Pam spends much of her time at the aged care home just talking to the residents. She loves it, but when she first began volunteering she was a little nervous.
“I thought, ‘What am I going to say?’” Pam told HelloCare.
But these days she has no such reservations.
“Honestly, I don’t have to talk about much at all. They usually do all the talking,” she admitted with a laugh. The conversation usually drifts towards family and their lives before moving into aged care.
Some residents are “a bit sad”, Pam acknowledged, but the talking helps. By the time Pam leaves them, the resident usually tells her how much they’ve enjoyed the chat and thanks her for coming.
“It’s just lovely just sitting there and listening,” Pam said.
Sadly, some residents don’t have many visitors.
“It’s difficult for them,” Pam admitted.
“Most of them don’t leave their room. They don’t want to mingle or do anything. So I go in there and we have a lovely chat.”
Sometimes the residents ask her, “Why am I here?” Pam usually replies, “I don’t know why you’re here, but we’ll make the most of it while you are here,” and she asks them about themselves and the conversation soon starts flowing.
Pam always makes sure she spends ”quality time” with the residents and aims to “really be there”.
Pam raised four children and worked in the printing industry until her early 60s. When the business closed overnight, she was made redundant on the spot. “I was devastated,” said Pam.
Looking around for a new career, Pam decided to pursue her interest in the care sector.
While enrolled in a dual diploma in community services and counselling, she applied for a placement with Arcare. She was given the role and eight years later is still there. It’s been “a really nice time of my life,” Pam said.
Pam is also a crafter, and often leads residents in crafting activities, whether it be papier mache or colouring in.
“They love everything you show them,” shared Pam. “When I show them something many say, ‘I could never do that’. And I’ll say, ‘Yes, you can. I know you can’, and they do!
“It’s just an absolute pleasure to take things in and show them. They get creative and then they think to themselves, ‘Oh yeah, I did do that’,” Pam added.
During COVID-19, Pam did craft sessions online, but she’s back visiting in person now.
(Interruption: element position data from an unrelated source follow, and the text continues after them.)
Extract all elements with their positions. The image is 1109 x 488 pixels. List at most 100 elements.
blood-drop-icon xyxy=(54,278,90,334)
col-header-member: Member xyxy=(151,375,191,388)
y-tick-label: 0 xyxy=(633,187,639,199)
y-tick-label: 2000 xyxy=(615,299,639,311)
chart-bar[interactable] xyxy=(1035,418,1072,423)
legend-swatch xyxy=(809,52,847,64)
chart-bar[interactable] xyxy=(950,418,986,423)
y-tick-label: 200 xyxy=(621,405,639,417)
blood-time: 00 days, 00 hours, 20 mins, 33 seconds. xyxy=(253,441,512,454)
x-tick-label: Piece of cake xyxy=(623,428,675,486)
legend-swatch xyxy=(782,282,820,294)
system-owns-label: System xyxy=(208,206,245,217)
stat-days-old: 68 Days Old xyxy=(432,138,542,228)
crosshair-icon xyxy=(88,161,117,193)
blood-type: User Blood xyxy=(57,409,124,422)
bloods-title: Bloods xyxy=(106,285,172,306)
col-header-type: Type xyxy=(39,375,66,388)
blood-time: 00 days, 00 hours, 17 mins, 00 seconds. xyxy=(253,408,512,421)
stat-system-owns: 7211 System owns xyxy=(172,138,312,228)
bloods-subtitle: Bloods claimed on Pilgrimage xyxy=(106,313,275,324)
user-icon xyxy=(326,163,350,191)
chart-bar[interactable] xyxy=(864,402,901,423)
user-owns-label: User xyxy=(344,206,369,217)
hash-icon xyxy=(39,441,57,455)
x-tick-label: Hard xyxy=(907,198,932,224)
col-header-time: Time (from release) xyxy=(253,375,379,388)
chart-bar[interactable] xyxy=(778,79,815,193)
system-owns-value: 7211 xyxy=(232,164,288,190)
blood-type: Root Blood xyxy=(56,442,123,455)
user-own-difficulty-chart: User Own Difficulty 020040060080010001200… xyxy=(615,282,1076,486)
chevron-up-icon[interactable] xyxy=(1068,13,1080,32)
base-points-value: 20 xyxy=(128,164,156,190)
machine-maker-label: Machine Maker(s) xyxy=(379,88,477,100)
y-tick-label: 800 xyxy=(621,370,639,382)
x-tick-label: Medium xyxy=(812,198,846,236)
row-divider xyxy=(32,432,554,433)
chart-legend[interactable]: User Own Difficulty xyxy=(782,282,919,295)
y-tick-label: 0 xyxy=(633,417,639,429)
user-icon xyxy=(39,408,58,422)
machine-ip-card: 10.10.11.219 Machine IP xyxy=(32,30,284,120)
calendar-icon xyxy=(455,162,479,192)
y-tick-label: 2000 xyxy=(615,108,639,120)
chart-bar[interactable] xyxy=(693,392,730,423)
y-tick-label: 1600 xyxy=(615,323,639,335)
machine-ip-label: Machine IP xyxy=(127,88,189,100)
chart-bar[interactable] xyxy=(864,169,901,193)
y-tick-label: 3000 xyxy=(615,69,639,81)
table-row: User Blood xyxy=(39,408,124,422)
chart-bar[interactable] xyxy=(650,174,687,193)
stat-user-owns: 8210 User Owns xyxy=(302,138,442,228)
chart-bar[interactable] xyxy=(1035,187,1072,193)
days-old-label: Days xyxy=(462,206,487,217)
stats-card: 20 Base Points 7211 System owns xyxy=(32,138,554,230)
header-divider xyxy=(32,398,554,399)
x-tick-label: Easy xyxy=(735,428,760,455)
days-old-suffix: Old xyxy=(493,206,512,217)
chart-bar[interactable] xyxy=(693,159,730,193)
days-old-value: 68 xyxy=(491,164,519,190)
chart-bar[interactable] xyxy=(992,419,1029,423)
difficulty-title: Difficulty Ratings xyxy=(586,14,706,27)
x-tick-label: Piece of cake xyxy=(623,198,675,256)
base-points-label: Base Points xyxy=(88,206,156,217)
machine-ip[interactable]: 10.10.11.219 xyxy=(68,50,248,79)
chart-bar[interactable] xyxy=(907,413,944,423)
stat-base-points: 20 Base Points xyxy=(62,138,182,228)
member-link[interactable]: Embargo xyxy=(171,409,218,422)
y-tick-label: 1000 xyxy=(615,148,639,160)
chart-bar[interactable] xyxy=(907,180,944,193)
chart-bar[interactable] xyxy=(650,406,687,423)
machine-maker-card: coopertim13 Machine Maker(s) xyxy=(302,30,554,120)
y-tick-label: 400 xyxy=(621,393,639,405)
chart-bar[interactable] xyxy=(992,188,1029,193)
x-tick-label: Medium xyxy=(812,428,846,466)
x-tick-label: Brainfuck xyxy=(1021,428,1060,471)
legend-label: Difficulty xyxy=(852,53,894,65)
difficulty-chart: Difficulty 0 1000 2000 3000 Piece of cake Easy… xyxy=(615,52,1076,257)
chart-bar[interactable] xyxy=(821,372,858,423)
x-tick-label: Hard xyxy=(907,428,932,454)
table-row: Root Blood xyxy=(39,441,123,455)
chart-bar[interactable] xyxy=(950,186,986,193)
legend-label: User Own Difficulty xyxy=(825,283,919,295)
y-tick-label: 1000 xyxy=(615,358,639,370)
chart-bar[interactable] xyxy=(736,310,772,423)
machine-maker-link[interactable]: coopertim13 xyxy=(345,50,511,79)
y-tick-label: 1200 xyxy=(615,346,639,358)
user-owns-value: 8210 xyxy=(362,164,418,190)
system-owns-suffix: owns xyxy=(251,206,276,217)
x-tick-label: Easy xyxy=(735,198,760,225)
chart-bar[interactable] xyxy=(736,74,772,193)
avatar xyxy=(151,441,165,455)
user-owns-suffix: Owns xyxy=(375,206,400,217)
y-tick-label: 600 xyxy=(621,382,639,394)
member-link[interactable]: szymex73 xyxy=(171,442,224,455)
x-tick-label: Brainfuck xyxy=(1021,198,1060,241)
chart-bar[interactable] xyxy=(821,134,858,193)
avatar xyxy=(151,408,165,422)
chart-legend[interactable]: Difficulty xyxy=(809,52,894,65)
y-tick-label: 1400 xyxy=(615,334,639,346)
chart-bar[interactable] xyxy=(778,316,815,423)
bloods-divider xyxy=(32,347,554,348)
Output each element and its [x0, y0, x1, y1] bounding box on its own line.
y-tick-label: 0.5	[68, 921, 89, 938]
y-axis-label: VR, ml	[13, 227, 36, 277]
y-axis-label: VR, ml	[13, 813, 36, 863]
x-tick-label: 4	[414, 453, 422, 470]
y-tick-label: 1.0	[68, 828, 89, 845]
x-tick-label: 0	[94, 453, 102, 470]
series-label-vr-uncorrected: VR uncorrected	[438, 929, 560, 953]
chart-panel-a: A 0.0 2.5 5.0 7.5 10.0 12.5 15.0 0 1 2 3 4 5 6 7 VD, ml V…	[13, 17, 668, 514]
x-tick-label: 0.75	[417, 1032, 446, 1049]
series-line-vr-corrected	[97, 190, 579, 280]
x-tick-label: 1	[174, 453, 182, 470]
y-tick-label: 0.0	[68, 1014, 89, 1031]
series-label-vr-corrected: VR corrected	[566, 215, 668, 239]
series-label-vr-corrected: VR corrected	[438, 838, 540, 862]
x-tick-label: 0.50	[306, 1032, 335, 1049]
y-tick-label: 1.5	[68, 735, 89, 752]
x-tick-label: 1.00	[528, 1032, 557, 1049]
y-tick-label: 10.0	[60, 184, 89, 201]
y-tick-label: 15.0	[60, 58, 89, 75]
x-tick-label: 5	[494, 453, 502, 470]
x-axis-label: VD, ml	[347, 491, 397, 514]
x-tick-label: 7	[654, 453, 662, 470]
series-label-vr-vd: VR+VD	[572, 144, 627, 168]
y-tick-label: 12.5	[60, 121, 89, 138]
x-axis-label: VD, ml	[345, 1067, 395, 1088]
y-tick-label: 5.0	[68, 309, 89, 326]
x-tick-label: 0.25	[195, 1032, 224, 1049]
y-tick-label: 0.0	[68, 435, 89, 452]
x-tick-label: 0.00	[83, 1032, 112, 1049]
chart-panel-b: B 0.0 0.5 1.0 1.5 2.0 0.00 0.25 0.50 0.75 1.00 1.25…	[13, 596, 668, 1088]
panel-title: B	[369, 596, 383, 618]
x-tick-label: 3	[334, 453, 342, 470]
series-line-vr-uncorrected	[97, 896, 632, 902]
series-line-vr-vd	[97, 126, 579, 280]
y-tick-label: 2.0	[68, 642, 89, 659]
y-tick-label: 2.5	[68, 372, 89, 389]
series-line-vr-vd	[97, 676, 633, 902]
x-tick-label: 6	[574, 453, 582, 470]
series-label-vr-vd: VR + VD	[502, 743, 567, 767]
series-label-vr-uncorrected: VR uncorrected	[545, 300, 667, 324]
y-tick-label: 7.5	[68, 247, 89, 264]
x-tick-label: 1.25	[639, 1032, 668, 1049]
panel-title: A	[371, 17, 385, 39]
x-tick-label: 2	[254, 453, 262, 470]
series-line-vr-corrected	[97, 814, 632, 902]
When she spoke to HelloCare, she was preparing her next session.
“I’m getting a lot of gum leaves and leaves from the park ready, and I’ve been painting them,” she explained.
She knows some will say the activity is beyond them, but with Pam’s organisation and encouragement, they can all usually create something.
“They surprise themselves,” Pam said.
Initially Pam would get three or four residents turning up to her craft sessions, now there’s almost not enough room on the tables for everyone who wishes to attend.
“It’s just lovely,” Pam exclaimed. “They get into everything and they absolutely adore it.”
Pam said her friends sometimes don’t understand the appeal of volunteering in aged care. People ask her, “Why do you do it? Doesn’t it depress you?” She replies that it’s the opposite!
Pam has shared many wonderful moments with residents, but one outing with a 101-year-old gentleman stands out as particularly special.
Arcare had taken a group to go on the trishaws along the Broadwater. Pam and the gentleman shared a trishaw, which has a single wheel at the front and two behind, and the passengers sit at the front while “lovely volunteers” cycle them around.
The passengers have an uninterrupted view and can feel the wind in their hair as they are cruised through the landscape.
“That was a pretty special day,” Pam recalled. “His conversation, everything was lovely. They all absolutely adored it. And I’ll tell you what, when they drive along there on a sunny day, it’s heaven.”
Volunteering is “so rewarding in so many ways”, Pam said.
“It’s an amazing thing to do. I feel loved when I’m there. I feel appreciated. It’s wonderful. Don’t think about it, just go. And if you don’t like it, you don’t like it. But really, there’s a lot of rewards for being there.”
When Pam turns up, the residents often say, “We’ve missed you” or “Where have you been?”